29 June to 29 September 2019

Image Credit: Climavore – On Tidal Zones, Cooking Sections 2017, Atlas Arts

Our summer exhibition presents artistic responses to current urgencies around ecological change. Fragile Earth: seeds, weeds, plastic crust includes an extensive public programme of thinking, making and exploring the Tees Valley with communities, artists and specialists.

The planet is made up of complex and co-dependent systems and the earth has lost half of its wildlife in the last 40 years[1]. Human activity has endangered, damaged and made extinct habitats, animals, plans and organisms. Oceans are swelling as polar ice melts; fresh water is shrinking; carbon-based energy sources are depleted and plastics are polluting our waterways.

Faced with this scale of destruction, Fragile Earth: seeds, weeds, plastic crust, considers what we can do.

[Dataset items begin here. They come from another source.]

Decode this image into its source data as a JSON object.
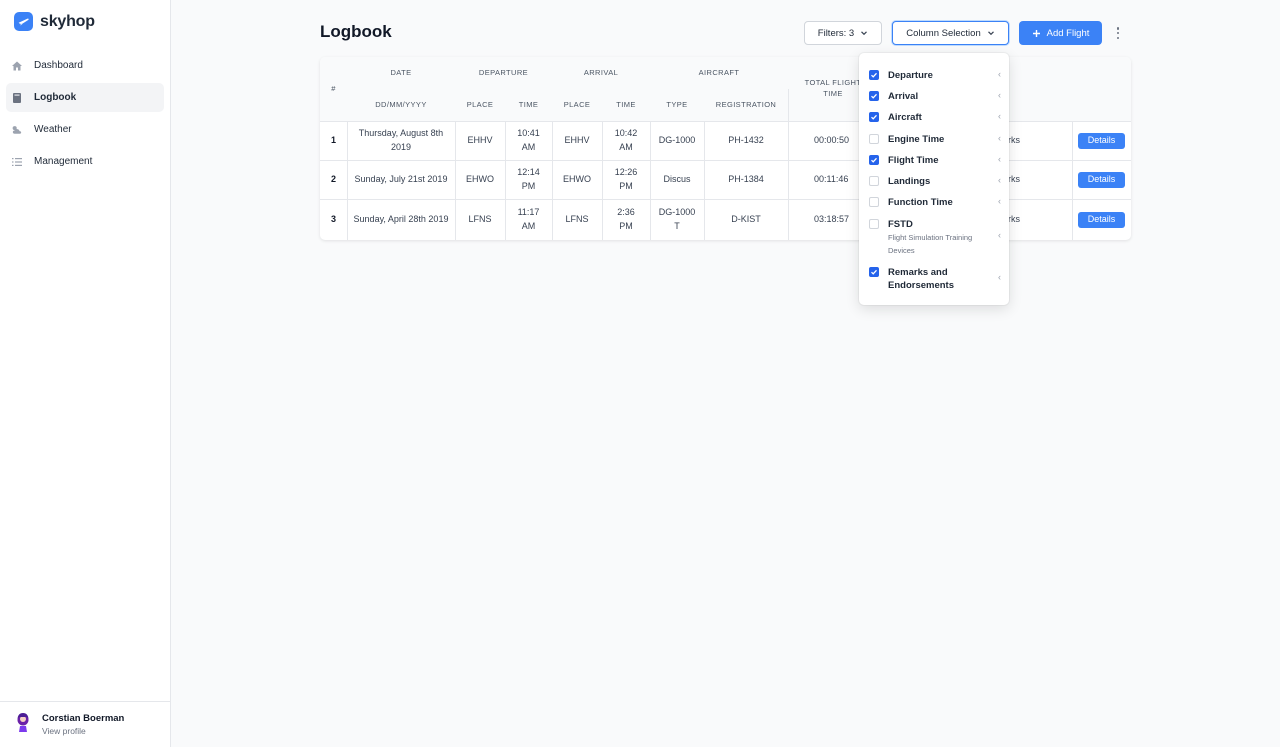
{
  "brand": {
    "name": "skyhop"
  },
  "sidebar": {
    "items": [
      {
        "label": "Dashboard",
        "icon": "home-icon"
      },
      {
        "label": "Logbook",
        "icon": "book-icon",
        "active": true
      },
      {
        "label": "Weather",
        "icon": "cloud-sun-icon"
      },
      {
        "label": "Management",
        "icon": "list-check-icon"
      }
    ]
  },
  "profile": {
    "name": "Corstian Boerman",
    "link": "View profile"
  },
  "page": {
    "title": "Logbook"
  },
  "toolbar": {
    "filters_label": "Filters: 3",
    "columns_label": "Column Selection",
    "add_label": "Add Flight"
  },
  "table": {
    "headers": {
      "num": "#",
      "date": "Date",
      "date_format": "DD/MM/YYYY",
      "departure": "Departure",
      "arrival": "Arrival",
      "aircraft": "Aircraft",
      "place": "Place",
      "time": "Time",
      "type": "Type",
      "registration": "Registration",
      "total_flight_time": "Total Flight Time",
      "remarks": "Remarks and Endorsements"
    },
    "rows": [
      {
        "num": "1",
        "date": "Thursday, August 8th 2019",
        "dep_place": "EHHV",
        "dep_time": "10:41 AM",
        "arr_place": "EHHV",
        "arr_time": "10:42 AM",
        "type": "DG-1000",
        "registration": "PH-1432",
        "total": "00:00:50",
        "remarks": "Remarks",
        "action": "Details"
      },
      {
        "num": "2",
        "date": "Sunday, July 21st 2019",
        "dep_place": "EHWO",
        "dep_time": "12:14 PM",
        "arr_place": "EHWO",
        "arr_time": "12:26 PM",
        "type": "Discus",
        "registration": "PH-1384",
        "total": "00:11:46",
        "remarks": "Remarks",
        "action": "Details"
      },
      {
        "num": "3",
        "date": "Sunday, April 28th 2019",
        "dep_place": "LFNS",
        "dep_time": "11:17 AM",
        "arr_place": "LFNS",
        "arr_time": "2:36 PM",
        "type": "DG-1000 T",
        "registration": "D-KIST",
        "total": "03:18:57",
        "remarks": "Remarks",
        "action": "Details"
      }
    ]
  },
  "column_selection": {
    "items": [
      {
        "label": "Departure",
        "checked": true
      },
      {
        "label": "Arrival",
        "checked": true
      },
      {
        "label": "Aircraft",
        "checked": true
      },
      {
        "label": "Engine Time",
        "checked": false
      },
      {
        "label": "Flight Time",
        "checked": true
      },
      {
        "label": "Landings",
        "checked": false
      },
      {
        "label": "Function Time",
        "checked": false
      },
      {
        "label": "FSTD",
        "sub": "Flight Simulation Training Devices",
        "checked": false
      },
      {
        "label": "Remarks and Endorsements",
        "checked": true
      }
    ]
  },
  "colors": {
    "accent": "#3b82f6",
    "checkbox": "#2563eb"
  }
}
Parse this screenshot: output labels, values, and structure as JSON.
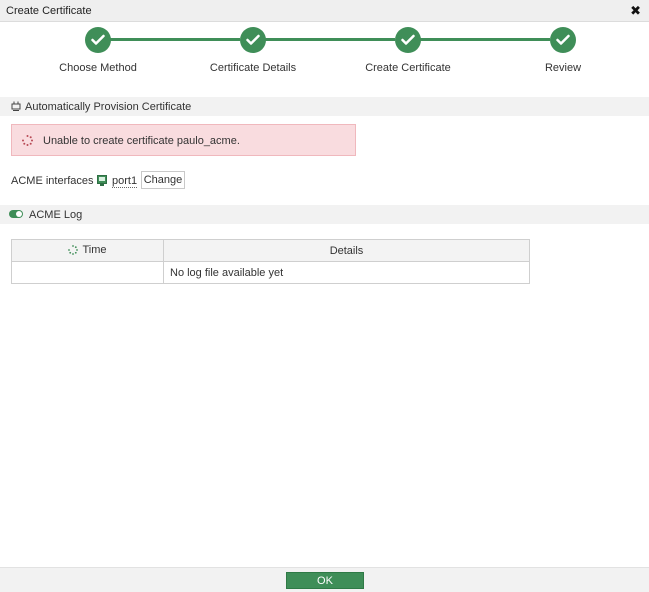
{
  "dialog": {
    "title": "Create Certificate",
    "close_glyph": "✖"
  },
  "wizard": {
    "steps": [
      {
        "label": "Choose Method",
        "status": "complete"
      },
      {
        "label": "Certificate Details",
        "status": "complete"
      },
      {
        "label": "Create Certificate",
        "status": "complete"
      },
      {
        "label": "Review",
        "status": "complete"
      }
    ],
    "accent_color": "#3f8e58"
  },
  "provision_section": {
    "title": "Automatically Provision Certificate",
    "icon": "certificate-icon"
  },
  "alert": {
    "message": "Unable to create certificate paulo_acme.",
    "icon": "spinner-icon",
    "background_color": "#f9dcdf"
  },
  "acme_interfaces": {
    "label": "ACME interfaces",
    "interface_name": "port1",
    "change_label": "Change"
  },
  "acme_log": {
    "title": "ACME Log",
    "toggle_enabled": true,
    "columns": [
      "Time",
      "Details"
    ],
    "rows": [
      {
        "time": "",
        "details": "No log file available yet"
      }
    ]
  },
  "footer": {
    "ok_label": "OK"
  }
}
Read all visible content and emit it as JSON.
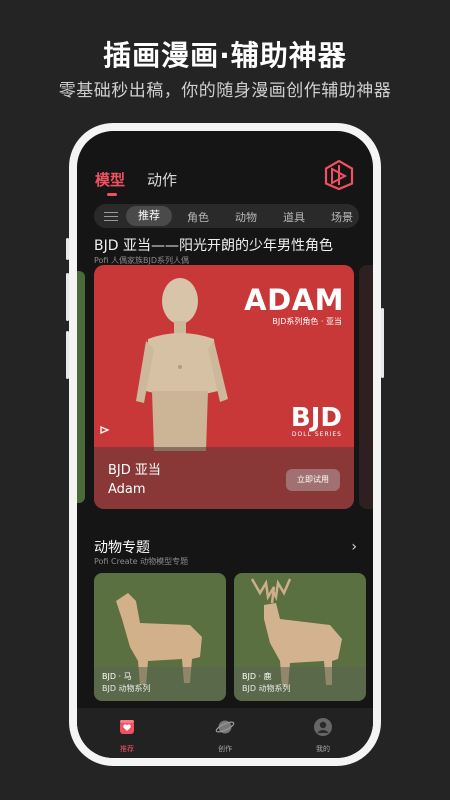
{
  "promo": {
    "headline": "插画漫画·辅助神器",
    "subline": "零基础秒出稿，你的随身漫画创作辅助神器"
  },
  "app": {
    "tabs": [
      {
        "label": "模型",
        "active": true
      },
      {
        "label": "动作",
        "active": false
      }
    ],
    "brand_color": "#f05060",
    "categories": [
      {
        "label": "推荐",
        "active": true
      },
      {
        "label": "角色"
      },
      {
        "label": "动物"
      },
      {
        "label": "道具"
      },
      {
        "label": "场景"
      }
    ],
    "featured": {
      "section_title": "BJD 亚当——阳光开朗的少年男性角色",
      "section_subtitle": "Pofi 人偶家族BJD系列人偶",
      "big_title": "ADAM",
      "big_subtitle": "BJD系列角色 · 亚当",
      "badge": "BJD",
      "badge_sub": "DOLL SERIES",
      "name_cn": "BJD 亚当",
      "name_en": "Adam",
      "cta_label": "立即试用",
      "card_color": "#c83838"
    },
    "animals": {
      "section_title": "动物专题",
      "section_subtitle": "Pofi Create 动物模型专题",
      "items": [
        {
          "name": "BJD · 马",
          "sub": "BJD 动物系列"
        },
        {
          "name": "BJD · 鹿",
          "sub": "BJD 动物系列"
        }
      ]
    },
    "nav": [
      {
        "label": "推荐",
        "icon": "recommend-icon",
        "active": true
      },
      {
        "label": "创作",
        "icon": "planet-icon",
        "active": false
      },
      {
        "label": "我的",
        "icon": "profile-icon",
        "active": false
      }
    ]
  }
}
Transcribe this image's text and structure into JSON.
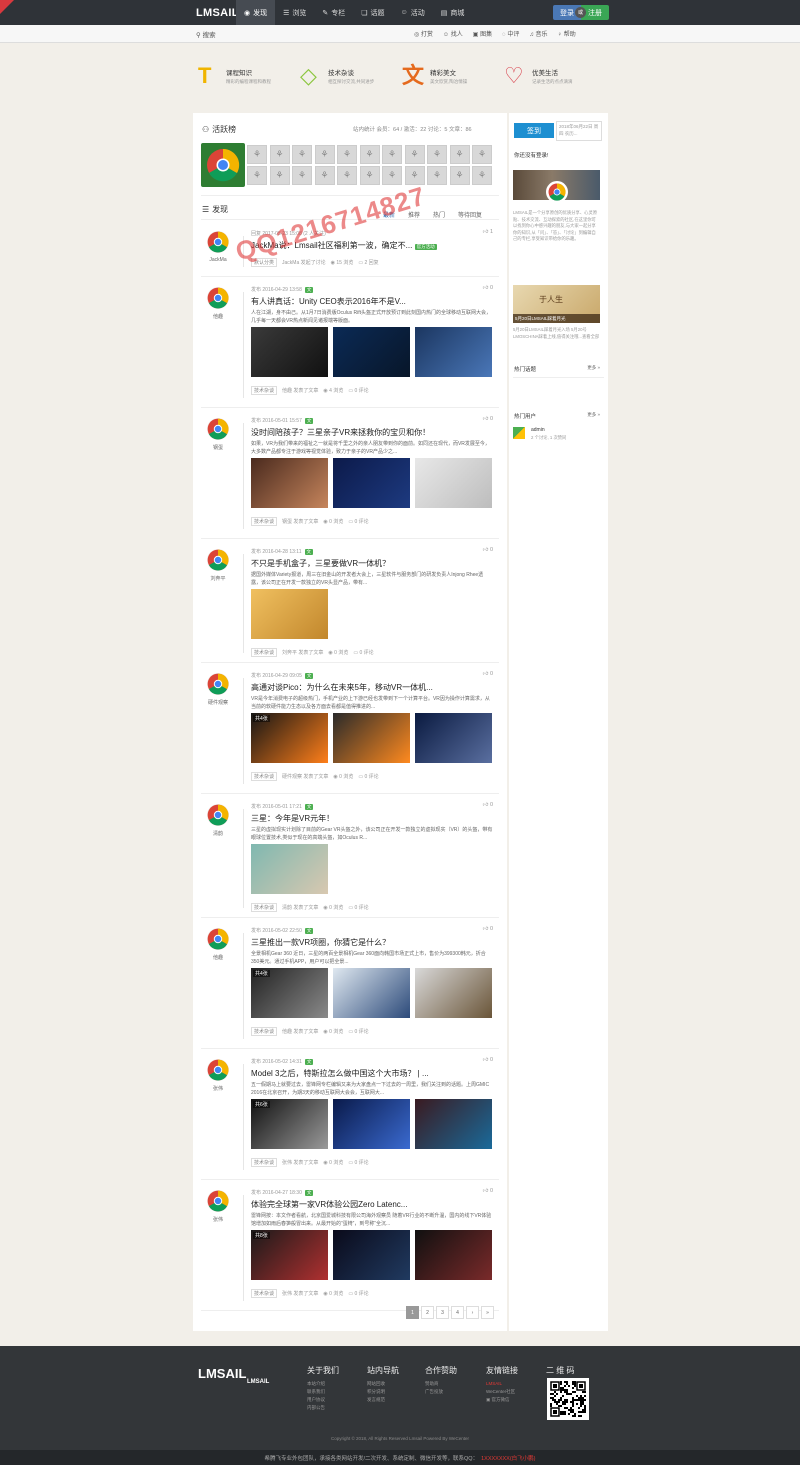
{
  "header": {
    "logo": "LMSAIL",
    "nav": [
      {
        "icon": "eye-icon",
        "label": "发现",
        "active": true
      },
      {
        "icon": "list-icon",
        "label": "浏览"
      },
      {
        "icon": "pen-icon",
        "label": "专栏"
      },
      {
        "icon": "chat-icon",
        "label": "话题"
      },
      {
        "icon": "people-icon",
        "label": "活动"
      },
      {
        "icon": "cart-icon",
        "label": "商城"
      }
    ],
    "login": "登录",
    "or": "或",
    "register": "注册"
  },
  "subbar": {
    "search": "搜索",
    "links": [
      "打赏",
      "找人",
      "图集",
      "中评",
      "音乐",
      "帮助"
    ]
  },
  "features": [
    {
      "icon": "T",
      "title": "课程知识",
      "sub": "精彩的编程课程和教程",
      "color": "#f0b400"
    },
    {
      "icon": "◇",
      "title": "技术杂谈",
      "sub": "相互探讨交流,共同进步",
      "color": "#8cc63f"
    },
    {
      "icon": "文",
      "title": "精彩美文",
      "sub": "美文欣赏,陶冶情操",
      "color": "#e56a1e"
    },
    {
      "icon": "♡",
      "title": "优美生活",
      "sub": "记录生活的点点滴滴",
      "color": "#d9434e"
    }
  ],
  "active_board": {
    "title": "活跃榜",
    "stats": "站内统计   会员：64 / 激活：22   讨论：5   文章：86"
  },
  "discover": {
    "title": "发现",
    "tabs": [
      "最新",
      "推荐",
      "热门",
      "等待回复"
    ]
  },
  "posts": [
    {
      "author": "JackMa",
      "meta": "回复 2017-05-23 15:08 (2 人关注)",
      "tag": "",
      "title": "JackMa说：Lmsail社区福利第一波，确定不...",
      "badge": "官方活动",
      "excerpt": "",
      "images": [],
      "foot_cat": "默认分类",
      "foot_user": "JackMa 发起了讨论",
      "views": "15 浏览",
      "comments": "2 回复",
      "likes": "1"
    },
    {
      "author": "他趣",
      "meta": "发布 2016-04-29 13:58",
      "tag": "文",
      "title": "有人讲真话：Unity CEO表示2016年不是V...",
      "excerpt": "人在江湖，身不由己。从1月7日消费版Oculus Rift头盔正式开放预订到此刻国内热门的全球移动互联网大会，几乎每一天都会VR热点新闻见诸报端等版面。",
      "images": [
        {
          "c1": "#3a3a3a",
          "c2": "#111"
        },
        {
          "c1": "#0b2a55",
          "c2": "#081629"
        },
        {
          "c1": "#1b3660",
          "c2": "#4a77b8"
        }
      ],
      "foot_cat": "技术杂谈",
      "foot_user": "他趣 发表了文章",
      "views": "4 浏览",
      "comments": "0 评论",
      "likes": "0"
    },
    {
      "author": "钢蛋",
      "meta": "发布 2016-05-01 15:57",
      "tag": "文",
      "title": "没时间陪孩子？三星亲子VR来拯救你的宝贝和你！",
      "excerpt": "如果，VR为我们带来的福祉之一就是将千里之外的亲人朋友带到你的面前。如同还在现代，而VR发展至今，大多数产品都专注于游戏等视觉体验，致力于亲子的VR产品少之...",
      "images": [
        {
          "c1": "#4a2a1e",
          "c2": "#c6855c"
        },
        {
          "c1": "#0c1a4a",
          "c2": "#1d3a80"
        },
        {
          "c1": "#e8e8e8",
          "c2": "#bdbdbd"
        }
      ],
      "foot_cat": "技术杂谈",
      "foot_user": "钢蛋 发表了文章",
      "views": "0 浏览",
      "comments": "0 评论",
      "likes": "0"
    },
    {
      "author": "刘奔平",
      "meta": "发布 2016-04-28 13:11",
      "tag": "文",
      "title": "不只是手机盒子，三星要做VR一体机？",
      "excerpt": "据国外媒体Variety报道，周三在旧金山的开发者大会上，三星软件与服务部门的研发负责人Injong Rhee透露，该公司正在开发一款独立的VR头显产品，带有...",
      "images": [
        {
          "c1": "#f0c060",
          "c2": "#c2872c"
        }
      ],
      "foot_cat": "技术杂谈",
      "foot_user": "刘奔平 发表了文章",
      "views": "0 浏览",
      "comments": "0 评论",
      "likes": "0"
    },
    {
      "author": "硬件观察",
      "meta": "发布 2016-04-29 09:05",
      "tag": "文",
      "title": "高通对谈Pico：为什么在未来5年，移动VR一体机...",
      "excerpt": "VR是今年消费电子的超级热门，手机产业的上下游已经也发带到下一个计算平台。VR因为操作计算需求，从当前的软硬件能力生态以及各方面去看都是值得推进的...",
      "images": [
        {
          "c1": "#151515",
          "c2": "#ff7f1a",
          "count": "共4张"
        },
        {
          "c1": "#2a2a2a",
          "c2": "#ff8a1f"
        },
        {
          "c1": "#0a1a40",
          "c2": "#5a6fa0"
        }
      ],
      "foot_cat": "技术杂谈",
      "foot_user": "硬件观察 发表了文章",
      "views": "0 浏览",
      "comments": "0 评论",
      "likes": "0"
    },
    {
      "author": "清韵",
      "meta": "发布 2016-05-01 17:21",
      "tag": "文",
      "title": "三星：今年是VR元年！",
      "excerpt": "三星的虚拟现实计划除了目前的Gear VR头盔之外，该公司正在开发一款独立的虚拟现实（VR）的头盔，带有眼球位置技术,类似于现在的高端头盔，如Oculus R...",
      "images": [
        {
          "c1": "#7fb8b0",
          "c2": "#d8c8b0"
        }
      ],
      "foot_cat": "技术杂谈",
      "foot_user": "清韵 发表了文章",
      "views": "0 浏览",
      "comments": "0 评论",
      "likes": "0"
    },
    {
      "author": "他趣",
      "meta": "发布 2016-05-02 22:50",
      "tag": "文",
      "title": "三星推出一款VR项圈，你猜它是什么？",
      "excerpt": "全景相机Gear 360 近日，三星的两百全景相机Gear 360面向韩国市场正式上市，售价为399300韩元，折合350美元。通过手机APP，用户可以把全景...",
      "images": [
        {
          "c1": "#222",
          "c2": "#8a8a8a",
          "count": "共4张"
        },
        {
          "c1": "#dfe8f0",
          "c2": "#2c4a7a"
        },
        {
          "c1": "#d9d9d9",
          "c2": "#6a5538"
        }
      ],
      "foot_cat": "技术杂谈",
      "foot_user": "他趣 发表了文章",
      "views": "0 浏览",
      "comments": "0 评论",
      "likes": "0"
    },
    {
      "author": "张伟",
      "meta": "发布 2016-05-02 14:31",
      "tag": "文",
      "title": "Model 3之后，特斯拉怎么做中国这个大市场？ | ...",
      "excerpt": "五一假期马上就要过去，雷锋网专栏编辑又来为大家盘点一下过去的一周里，我们关注到的话题。上周GMIC 2016在北京召开，为期3天的移动互联网大会会，互联网大...",
      "images": [
        {
          "c1": "#111",
          "c2": "#9a9a9a",
          "count": "共6张"
        },
        {
          "c1": "#0a1a4a",
          "c2": "#3a6ad0"
        },
        {
          "c1": "#3a1a20",
          "c2": "#1a6a9a"
        }
      ],
      "foot_cat": "技术杂谈",
      "foot_user": "张伟 发表了文章",
      "views": "0 浏览",
      "comments": "0 评论",
      "likes": "0"
    },
    {
      "author": "张伟",
      "meta": "发布 2016-04-27 18:30",
      "tag": "文",
      "title": "体验完全球第一家VR体验公园Zero Latenc...",
      "excerpt": "雷锋网按：本文作者看航，北京国爱城科技有限公司海外观察员 随着VR行业的不断升温，国内的线下VR体验馆增加如雨后春笋般冒出来。从最开始的“蛋椅”，到号称“全沉...",
      "images": [
        {
          "c1": "#1a1a1a",
          "c2": "#b03030",
          "count": "共8张"
        },
        {
          "c1": "#0a0a1a",
          "c2": "#203a60"
        },
        {
          "c1": "#101010",
          "c2": "#7a2a2a"
        }
      ],
      "foot_cat": "技术杂谈",
      "foot_user": "张伟 发表了文章",
      "views": "0 浏览",
      "comments": "0 评论",
      "likes": "0"
    }
  ],
  "pager": [
    "1",
    "2",
    "3",
    "4",
    "›",
    "»"
  ],
  "sidebar": {
    "sign_button": "签到",
    "sign_date": "2018年06月22日 周四 农历...",
    "not_logged": "你还没有登录!",
    "intro": "LMSAIL是一个分享原创的优质分享、心灵原贴、技术交流、互动探索的社区,在这里你可以找到你心中感兴趣的朋友,与大家一起分享你的知识,从「问」、「答」、「讨论」到编辑自己的专栏,享受知识带给你的乐趣。",
    "banner_text": "于人生",
    "news": "5月20日LMSAIL踩着月光入场 5月20号LMOSCHINA踩着上线,值得关注哦...查看全部",
    "news_badge": "5月20日LMSAIL踩着月光",
    "hot_topics": "热门话题",
    "hot_users": "热门用户",
    "more": "更多 »",
    "user_name": "admin",
    "user_stats": "2 个讨论, 1 次赞同"
  },
  "footer": {
    "logo": "LMSAIL",
    "logo_small": "LMSAIL",
    "cols": [
      {
        "title": "关于我们",
        "links": [
          "本站介绍",
          "联系我们",
          "用户协议",
          "内部公告"
        ]
      },
      {
        "title": "站内导航",
        "links": [
          "网站回收",
          "积分说明",
          "发言规范"
        ]
      },
      {
        "title": "合作赞助",
        "links": [
          "赞助商",
          "广告投放"
        ]
      },
      {
        "title": "友情链接",
        "links": [
          "LMSAIL",
          "WeCenter社区",
          "官方微信"
        ]
      },
      {
        "title": "二 维 码",
        "links": []
      }
    ],
    "copyright": "Copyright © 2018, All Rights Reserved Lmsail Powered By WeCenter",
    "bottom": "希腾飞专业外包团队，承接各类网站开发/二次开发、系统定制、微信开发等，联系QQ：",
    "bottom_qq": "1XXXXXXX(白飞小鹏)"
  },
  "watermark": "QQ1216714827"
}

How do artists help us to visualize, feel and understand the scale of the problem and the need for change? How do art practices and projects set the tone for change in industrial, commercial and governmental behaviours? The exhibition presents existing works and the beginnings of new commissions that engage with the particularities of the Tees Valley.

Wayward design a portable garden to be used in locations across the Tees Valley, which connects with a set of display structures for the exhibition. London-based duo Cooking Sections continue their study of the area’s exploitation of natural resources throughout the exhibition and beyond. Artist Donna Kukama (based in Cape Town) spends an intensive period in Middlesbrough working with local communities to gather stories about migration that find form in a library of plants.

North East artist Laura Harrington is developing a new video work that traces the River Tees back to its source (co-commissioned with Tyneside Cinema). Work by Zina Saro-Wiwa (New York City, USA and Niger Delta region, Nigeria) shows the complex cultural, political, industrial and agricultural landscape of the Niger Delta region. Other artists include: Zheng Bo, David Lisser and Uriel Orlow.